In the proposed method, we adopted the Poynting vector to measure the wave propagation direction. Compared to integral methods, the Poynting vector method was much more efficient, but less accurate. To avoid the situation that the incident wave and reflected wave coexist at the reflector, which will cause the incorrect angle measurement, we decompose the wavefield into its up-going and down-going parts. Since the wavefield of excitation time has the greatest contribution to imaging, we only decomposed the wavefield at the excitation time, which can also improve efficiency. To stabilize the angle measurement, a spatial weighted Poynting vector was conducted. An angle domain source illumination normalized imaging condition was applied to obtain the angle gathers.
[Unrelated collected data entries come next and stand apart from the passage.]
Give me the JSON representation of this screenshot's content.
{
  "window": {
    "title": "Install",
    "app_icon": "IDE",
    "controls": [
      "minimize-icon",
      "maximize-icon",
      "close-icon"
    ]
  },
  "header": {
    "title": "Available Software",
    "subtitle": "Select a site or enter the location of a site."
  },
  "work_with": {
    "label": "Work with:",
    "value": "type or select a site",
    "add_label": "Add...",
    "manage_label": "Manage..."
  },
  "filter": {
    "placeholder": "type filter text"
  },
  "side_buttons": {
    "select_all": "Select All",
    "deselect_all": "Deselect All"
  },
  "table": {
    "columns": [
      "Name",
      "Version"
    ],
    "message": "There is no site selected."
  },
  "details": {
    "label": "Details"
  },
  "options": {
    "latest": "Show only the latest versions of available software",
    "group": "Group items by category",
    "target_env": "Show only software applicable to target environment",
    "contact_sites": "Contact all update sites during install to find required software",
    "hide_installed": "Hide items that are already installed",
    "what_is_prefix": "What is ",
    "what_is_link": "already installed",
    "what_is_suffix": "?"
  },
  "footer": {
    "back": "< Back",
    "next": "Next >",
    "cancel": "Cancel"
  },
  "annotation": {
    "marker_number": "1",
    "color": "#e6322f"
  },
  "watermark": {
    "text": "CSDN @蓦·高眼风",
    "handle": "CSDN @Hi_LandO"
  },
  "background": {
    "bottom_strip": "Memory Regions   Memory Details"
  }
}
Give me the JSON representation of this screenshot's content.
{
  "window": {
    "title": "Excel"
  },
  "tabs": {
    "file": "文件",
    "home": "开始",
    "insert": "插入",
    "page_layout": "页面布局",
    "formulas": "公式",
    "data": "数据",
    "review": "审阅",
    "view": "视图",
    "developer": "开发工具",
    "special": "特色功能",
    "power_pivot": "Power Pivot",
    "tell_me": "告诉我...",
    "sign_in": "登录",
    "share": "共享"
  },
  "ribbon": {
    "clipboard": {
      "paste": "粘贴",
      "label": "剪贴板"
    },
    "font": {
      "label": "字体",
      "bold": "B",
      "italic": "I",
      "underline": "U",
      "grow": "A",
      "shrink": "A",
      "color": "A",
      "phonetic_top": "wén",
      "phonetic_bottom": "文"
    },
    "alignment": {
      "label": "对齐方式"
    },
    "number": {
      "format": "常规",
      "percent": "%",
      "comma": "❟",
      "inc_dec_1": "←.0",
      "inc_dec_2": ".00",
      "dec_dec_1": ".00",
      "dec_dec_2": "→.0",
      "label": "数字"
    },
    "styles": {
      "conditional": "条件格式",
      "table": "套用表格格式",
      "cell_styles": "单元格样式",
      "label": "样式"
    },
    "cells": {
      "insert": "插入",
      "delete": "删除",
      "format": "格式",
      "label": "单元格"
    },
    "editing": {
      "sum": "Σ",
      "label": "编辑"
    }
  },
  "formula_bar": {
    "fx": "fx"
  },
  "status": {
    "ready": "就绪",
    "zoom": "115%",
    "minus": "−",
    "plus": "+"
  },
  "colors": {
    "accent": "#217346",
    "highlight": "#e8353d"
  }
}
The numerical experiments on the Marmousi model demonstrate that the proposed method can improve the accuracy of angle measurement with the decomposition of up-going and down-going wavefield. When the velocity model is inaccurate, the curvatures of the angle gathers, calculated by the proposed method, are easier to pick up, indicating that the proposed method is possible to be applied in migration velocity analysis. The results of the SEAM 2D model show that the amplitude of subsalt areas can be effectively recovered with the proposed method through angle domain illumination compensation. The example on the field data also demonstrate that the proposed method can gives better quality angle gathers than the Poynting vector method. However, since only the primary wave is considered, and only two parts of up-going and down-going are decomposed, the effectiveness of this method, under a more complex environment, may need further investigation.

5. Conclusions

In this paper, an efficient method is proposed for extracting angle gathers from reverse time migration. At first, the wavefield is decomposed into its up-going and down-going components by constructing the analytic wavefield. To improve the efficiency, the wavefield is decomposed only at excitation time, thus, only the primary wave is contributed to imaging. Then, a weighted Poynting vector is adopt to calculate the wave propagation angle. A simple two-dimensional model was used to verify that the accuracy of angle measurement can be effectively improved by the proposed method. To obtain the angle gathers related to the angle-dependent reflection coefficients, an angle domain illumination normalized imaging condition was used as well. In this study, the present two numerical examples and a 2D marine field were used as examples to validate the effectiveness of the proposed method.